Aunque era casi medianoche, todavía estaba vestido con ropa de día y parecía que se había apresurado para encontrarse con el príncipe heredero.

—Su Gracia —dijo Rylen al entrar, haciendo una reverencia hacia la cama.

—Aquí —llamó una voz desde la dirección opuesta.

Rylen levantó la cabeza para ver que Caius no estaba en la cama; más bien, estaba junto a su escritorio revisando algunos documentos.

Estaba sin camisa, con la mesa ocultando la mitad de su cuerpo.
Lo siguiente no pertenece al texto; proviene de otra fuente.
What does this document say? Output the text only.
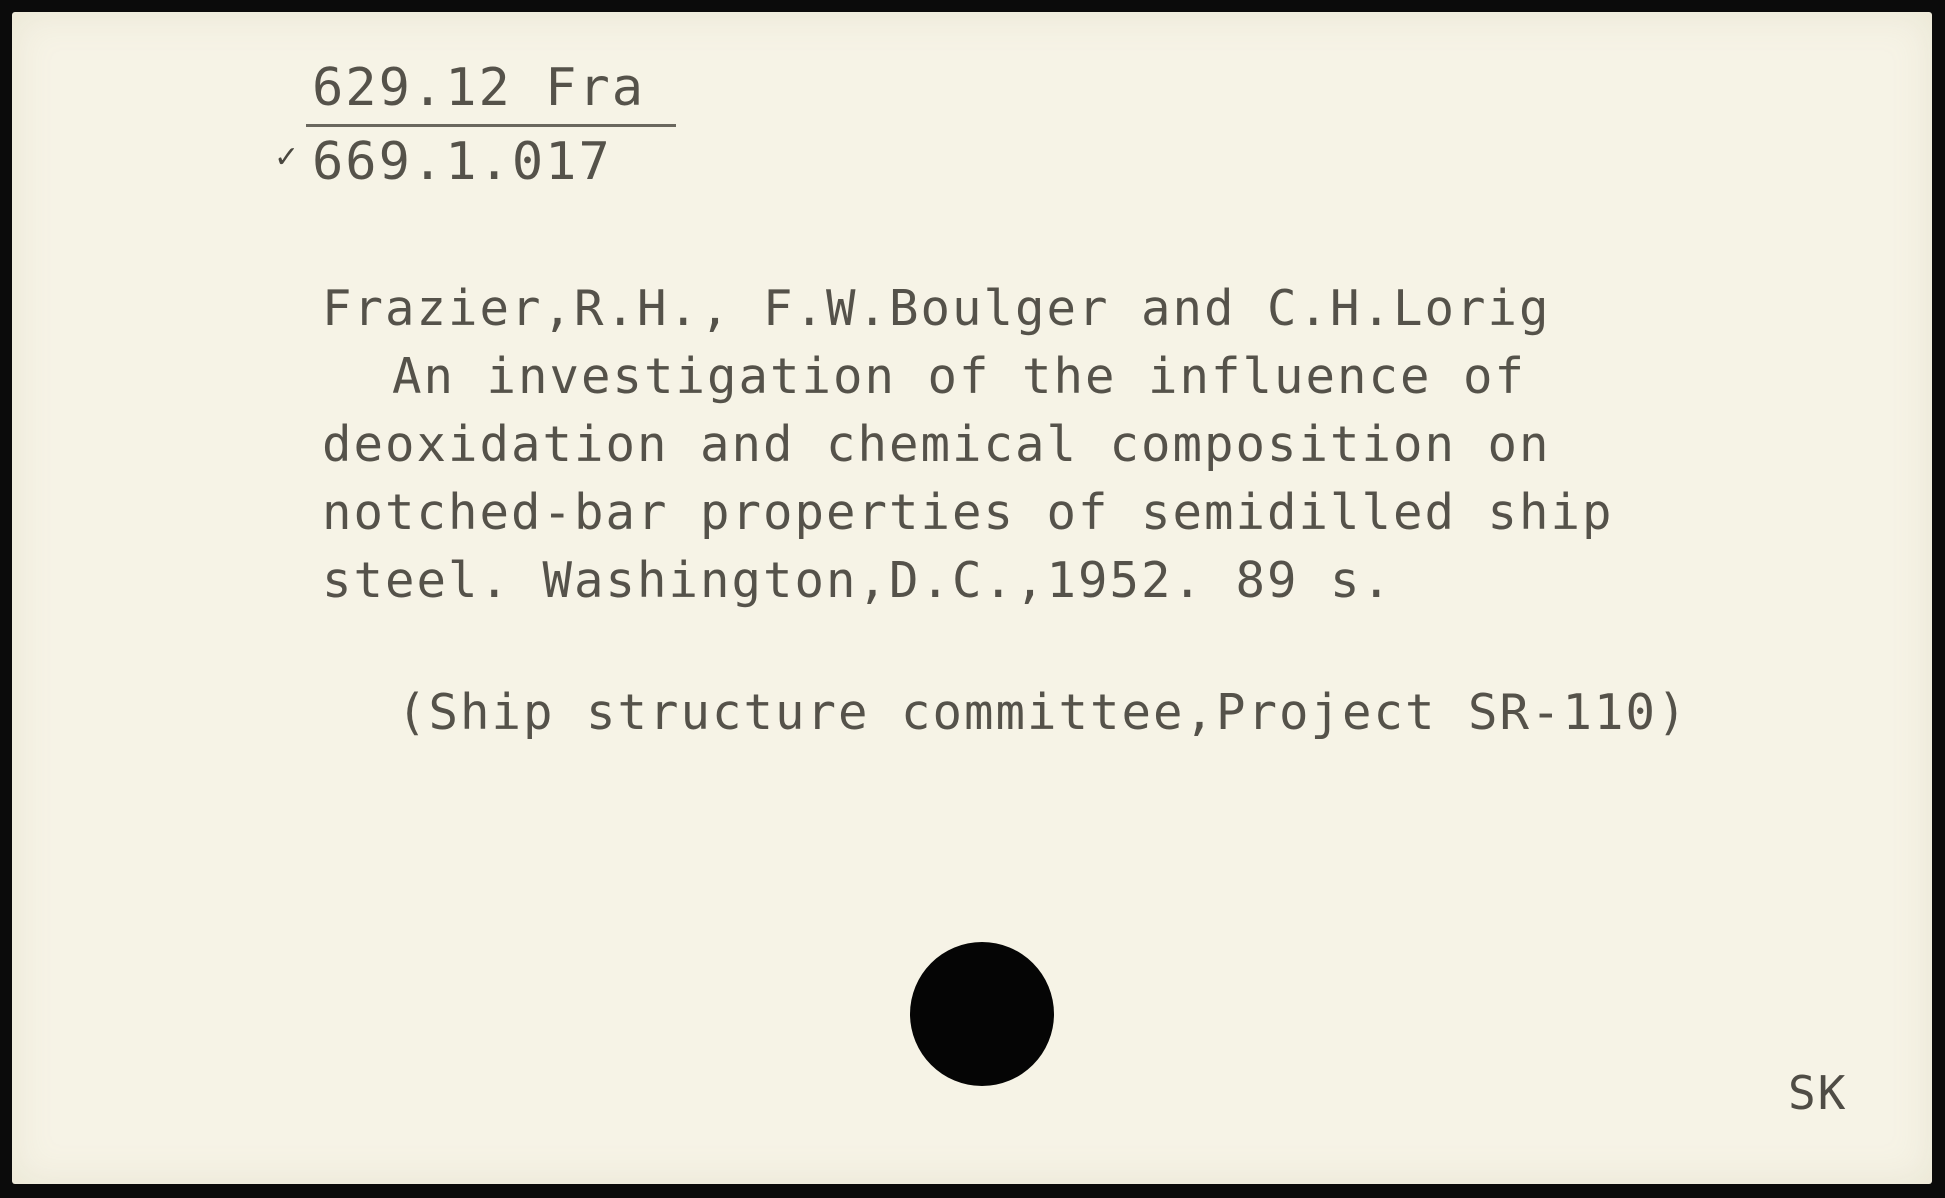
629.12 Fra
669.1.017
✓
Frazier,R.H., F.W.Boulger and C.H.Lorig
An investigation of the influence of
deoxidation and chemical composition on
notched-bar properties of semidilled ship
steel. Washington,D.C.,1952. 89 s.
(Ship structure committee,Project SR-110)
SK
—Su Gracia —llamó Rylen, incapaz de ocultar su sorpresa—.

¿Está despierto?

Caius mantuvo su expresión neutral mientras levantaba lentamente la cabeza del papel que sostenía.

—¿Por qué te sorprendes?

¿No viniste aquí esperando que estuviera despierto?

—Bueno, no solo está despierto, sino que parece ocupado.

Caius entornó los ojos hacia Rylen, más porque su sorpresa no podía ser culpada.

Caius evitaba trabajar a menos que fuera algo que nadie más pudiera hacer.

Esto no era algo que se requiriera que hiciera—podría haberlo asignado a Rylen y pedirle el resumen más tarde.

Sin embargo, tenía que hacer esto últimamente ya que era excelente para distraer su mente de las cosas.

Sus días estaban actualmente ocupados con los preparativos para que Lord Leopold partiera con guardias; eran las noches las que eran problemáticas.

Le molestaba hasta el límite que ella estuviera justo al otro lado del pasillo y, sin embargo, aquí estaba él atendiendo reservas.

—Solo di tu asunto, Rylen —dijo Caius en su lugar.

Ya podía adivinar por qué estaba aquí su primo.

Esta noche era cuando la subasta de máscaras sería allanada.

Como el Príncipe Rylen estaba aquí, no había duda de que traía noticias—si eran buenas o malas quedaba por verse.

—Thomas ha regresado —anunció Rylen.

Caius levantó una ceja.

—¿Más rápido de lo que pensaba.

¿Qué noticias trae?

—preguntó Caius.

—Mayormente buenas noticias.

La redada fue exitosa.

Llevaron a cabo sus órdenes por completo.

Los animales serán liberados en la naturaleza, y en cuanto a los niños, se encontrarán a sus padres, y dependiendo de cómo llegaron a la subasta, se impondrán castigos.

—Bien.

Dijiste ‘mayormente’.

No veo qué está mal.

—Bueno —Rylen se aclaró la garganta—.

Algunos lograron escapar—el subastador enmascarado y algunos otros guardias.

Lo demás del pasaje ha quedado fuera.